The other athletes I would like to mention are 33-year-old Leading Seaman Vanessa Broughill, 30-year-old Brendan Hardman, 44-year-old Able Seaman Daniel Marsh, 30-year-old Emilea Mysko, 50-year-old Darren Peters, 48-year-old Chris Pitman, 35-year-old Steve Sandman and, finally, 27-year-old Ben Yeomans. I was lucky enough to be there when Ben collected two of his gold medals for the 100 metres and for the long jump. He had both his children with him when he received the medals. I did say that it's not about the medals, but this was a very special moment for him. To have his children with him when he received those medals was truly inspirational and you could see that it meant a lot.

I would also like to acknowledge The Road Home, which did a lot of work with the University of South Australia to help get the athletes ready. They have what they call the Invictus Pathways Program, and they worked really closely to make sure that the athletes were as best prepared as possible.

The families must also be recognised. Another great thing to see about the event was the families and friends supporting people who had used sport and the great power of sport to put themselves in this position; it was so uplifting to see.
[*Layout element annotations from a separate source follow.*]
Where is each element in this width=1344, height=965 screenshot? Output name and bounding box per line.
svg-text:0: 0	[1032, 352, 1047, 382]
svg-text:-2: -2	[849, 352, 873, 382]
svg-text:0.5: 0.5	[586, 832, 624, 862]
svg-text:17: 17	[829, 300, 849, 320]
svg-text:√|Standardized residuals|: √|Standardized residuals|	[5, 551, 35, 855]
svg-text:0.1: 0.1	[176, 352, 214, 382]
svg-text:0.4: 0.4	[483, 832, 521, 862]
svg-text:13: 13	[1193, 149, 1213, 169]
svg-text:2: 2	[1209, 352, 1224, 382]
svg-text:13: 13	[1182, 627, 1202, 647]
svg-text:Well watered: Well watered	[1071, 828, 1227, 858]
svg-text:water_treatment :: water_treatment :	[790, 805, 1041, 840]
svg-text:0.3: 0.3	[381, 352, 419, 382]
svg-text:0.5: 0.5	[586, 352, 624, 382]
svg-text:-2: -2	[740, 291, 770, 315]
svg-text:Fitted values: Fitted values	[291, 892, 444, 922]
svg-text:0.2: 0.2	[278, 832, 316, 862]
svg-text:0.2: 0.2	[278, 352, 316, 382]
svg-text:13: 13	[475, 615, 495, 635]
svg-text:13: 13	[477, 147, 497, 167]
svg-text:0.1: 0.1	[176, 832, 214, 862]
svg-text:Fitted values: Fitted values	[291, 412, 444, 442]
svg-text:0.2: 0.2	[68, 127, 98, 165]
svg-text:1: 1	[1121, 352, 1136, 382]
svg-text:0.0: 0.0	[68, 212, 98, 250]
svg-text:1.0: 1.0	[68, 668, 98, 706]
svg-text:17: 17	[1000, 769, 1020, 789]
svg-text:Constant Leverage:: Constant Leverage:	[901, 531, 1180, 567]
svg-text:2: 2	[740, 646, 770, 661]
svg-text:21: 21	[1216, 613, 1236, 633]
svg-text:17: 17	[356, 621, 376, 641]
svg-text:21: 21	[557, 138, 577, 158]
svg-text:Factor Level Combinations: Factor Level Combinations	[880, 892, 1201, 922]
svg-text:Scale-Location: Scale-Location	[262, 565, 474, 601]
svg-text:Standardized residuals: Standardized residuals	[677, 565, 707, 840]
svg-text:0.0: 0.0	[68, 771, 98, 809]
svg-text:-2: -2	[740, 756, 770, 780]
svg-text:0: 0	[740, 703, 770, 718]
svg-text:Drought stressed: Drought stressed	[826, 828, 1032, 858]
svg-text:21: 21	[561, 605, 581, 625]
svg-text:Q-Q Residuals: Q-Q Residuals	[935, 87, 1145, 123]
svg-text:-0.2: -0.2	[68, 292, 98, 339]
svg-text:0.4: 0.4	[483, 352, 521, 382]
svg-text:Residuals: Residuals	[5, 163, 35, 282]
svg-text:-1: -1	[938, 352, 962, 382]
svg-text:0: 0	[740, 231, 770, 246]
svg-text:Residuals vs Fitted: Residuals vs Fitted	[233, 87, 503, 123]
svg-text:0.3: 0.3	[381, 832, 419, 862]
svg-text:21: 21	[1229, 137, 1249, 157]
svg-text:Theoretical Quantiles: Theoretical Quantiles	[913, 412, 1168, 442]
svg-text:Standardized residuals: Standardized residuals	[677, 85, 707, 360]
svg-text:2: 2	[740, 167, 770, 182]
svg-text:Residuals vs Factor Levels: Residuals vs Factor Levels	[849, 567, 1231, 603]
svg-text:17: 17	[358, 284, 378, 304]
The inspiration and recognition of families and the love that you saw with these people helping people, as I said, often coming from a dark place, to get themselves back into a better position were truly inspiring.

I was lucky enough to represent the Premier at an event just the other day to welcome all the athletes home and to make sure that they still stay up and about. There was talk about the drop-off after the Invictus Games and the lows that might be there afterwards because it was such an exciting event, but clearly they were still being very well supported and I thank everyone for their involvement.